Most people heal fully. Some heal in a couple of weeks (the stress cases I think); some a couple of months and some not so much. The conventional wisdom is that if you don’t heal in three months you are not likely to heal, and if you do heal there will always be residual effects.
I began to heal at six months. It might be a cliché but after sort of accepting the fact that I was destined to have half a face, I began to feel a throbbing sensation in my top lip on the left side. My mouth has very slowly healed from that day forward. When I smile now the left side of my mouth lifts, though not as much as the right. My eye also closed and I no longer have to tape my eye shut when I sleep.

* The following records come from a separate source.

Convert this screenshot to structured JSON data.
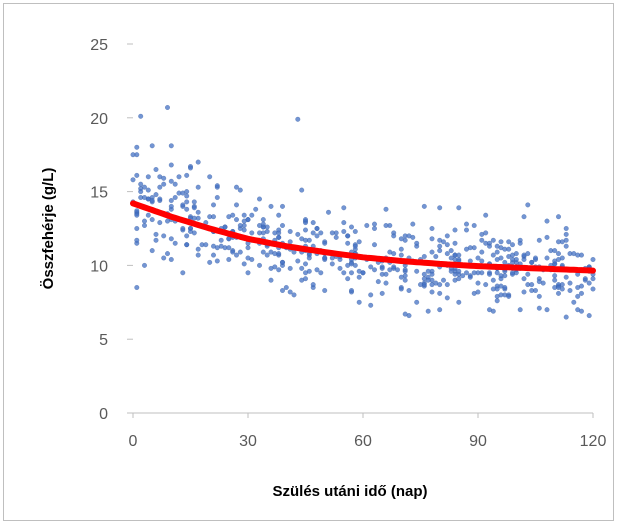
{
  "chart_data": {
    "type": "scatter",
    "title": "",
    "xlabel": "Szülés utáni idő (nap)",
    "ylabel": "Összfehérje (g/L)",
    "xlim": [
      0,
      120
    ],
    "ylim": [
      0,
      25
    ],
    "x_ticks": [
      "0",
      "30",
      "60",
      "90",
      "120"
    ],
    "y_ticks": [
      "0",
      "5",
      "10",
      "15",
      "20",
      "25"
    ],
    "grid": false,
    "legend": "none",
    "colors": {
      "points": "#4472c4",
      "trend": "#ff0000"
    },
    "point_count_estimate": 600,
    "points_description_note": "",
    "sample_points": [
      [
        1,
        18.0
      ],
      [
        2,
        20.1
      ],
      [
        9,
        20.7
      ],
      [
        5,
        18.1
      ],
      [
        10,
        18.1
      ],
      [
        43,
        19.9
      ],
      [
        17,
        17.0
      ],
      [
        2,
        15.2
      ],
      [
        4,
        16.0
      ],
      [
        6,
        16.5
      ],
      [
        8,
        15.5
      ],
      [
        12,
        16.0
      ],
      [
        14,
        15.0
      ],
      [
        15,
        16.7
      ],
      [
        20,
        16.0
      ],
      [
        22,
        14.6
      ],
      [
        28,
        15.1
      ],
      [
        36,
        14.0
      ],
      [
        44,
        15.1
      ],
      [
        55,
        13.9
      ],
      [
        66,
        13.8
      ],
      [
        76,
        14.0
      ],
      [
        80,
        13.9
      ],
      [
        85,
        13.9
      ],
      [
        92,
        13.4
      ],
      [
        103,
        14.1
      ],
      [
        108,
        13.0
      ],
      [
        113,
        12.5
      ],
      [
        1,
        12.5
      ],
      [
        3,
        10.0
      ],
      [
        5,
        11.0
      ],
      [
        8,
        10.5
      ],
      [
        13,
        9.5
      ],
      [
        20,
        10.2
      ],
      [
        30,
        9.5
      ],
      [
        36,
        9.0
      ],
      [
        40,
        8.5
      ],
      [
        42,
        8.0
      ],
      [
        47,
        8.5
      ],
      [
        50,
        8.3
      ],
      [
        57,
        8.2
      ],
      [
        62,
        8.0
      ],
      [
        70,
        8.5
      ],
      [
        74,
        7.5
      ],
      [
        77,
        6.9
      ],
      [
        80,
        7.0
      ],
      [
        85,
        7.5
      ],
      [
        93,
        7.0
      ],
      [
        97,
        8.0
      ],
      [
        105,
        8.3
      ],
      [
        110,
        8.5
      ],
      [
        116,
        7.0
      ],
      [
        119,
        6.6
      ],
      [
        118,
        9.0
      ],
      [
        120,
        8.4
      ],
      [
        100,
        9.5
      ],
      [
        26,
        12.0
      ],
      [
        33,
        11.5
      ],
      [
        38,
        11.2
      ],
      [
        46,
        10.8
      ],
      [
        52,
        10.5
      ],
      [
        58,
        10.8
      ],
      [
        64,
        10.2
      ],
      [
        68,
        9.8
      ],
      [
        72,
        10.5
      ],
      [
        82,
        10.0
      ],
      [
        88,
        10.3
      ],
      [
        95,
        9.8
      ],
      [
        101,
        10.1
      ],
      [
        111,
        10.4
      ]
    ],
    "trend_line": {
      "type": "exponential-decay",
      "x": [
        0,
        10,
        20,
        30,
        40,
        50,
        60,
        70,
        80,
        90,
        100,
        110,
        120
      ],
      "y": [
        14.2,
        13.3,
        12.5,
        11.8,
        11.3,
        10.9,
        10.55,
        10.3,
        10.1,
        9.95,
        9.85,
        9.75,
        9.65
      ]
    }
  }
}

Healing brought on strange effects of its own. My Father spent the last few years of his life with a rheumy eye and a runny nose. The day I started healing it was as if a faucet on the left side of my face turned on and hasn’t completely turned off. When I begin to chew my left eye starts to tear and my left nostril started to flow. This too has improved considerably but I often eat with a napkin in front of my mouth and I never leave home without a handkerchief. These strange effects are the result of a post traumatic response called synkinesis- other effects are my eye closes when I contract the muscles of my mouth to smile, frown or even talk and my neck muscles all engage and bulge out when I smile.
When I showed up at the jivamukti yoga center some sixteen years ago there was a sign above one of the doorways in the big yoga room. “I am not this body.” I never had much of an opinion about yoga philosophy. I love the stories of the Gita and the Ramayana, and have struggled through numerous translations of the yoga sutras. I have studied Anusara yoga which basically teaches, “I am so this body.”
All of what you might think and opine flies out the window when confronted with a mask you are no longer able to hide behind.
You know what I have discovered? The human animal is supremely adaptable. That which made me happy still makes me happy and that which pissed me off still gets my goat. My face doesn’t work like it used to, I hide from the camera lens and wince at my reflection in a mirror but my two miraculous children don’t seem to notice. And my wife who I wasn’t able to truly kiss for a year and half never stopped supporting me in every way.
The kissing side effect was really intense. Making out with half a mouth is less than half the fun and this was one of the last or latest issues to clear up (my left eyebrow still refuses to lift). I am exceedingly grateful that this basic primal urge has righted itself.
I imagine that the face that I have now is the face that I will live with for the duration of my life. I am forty nine and just got my first liver spot (unrelated I believe). My eye and nose run to remind me of a father who passed without me truly knowing him. I still have the opportunity for my children to know me and what they will hopefully find is that it is what is inside that truly makes the person.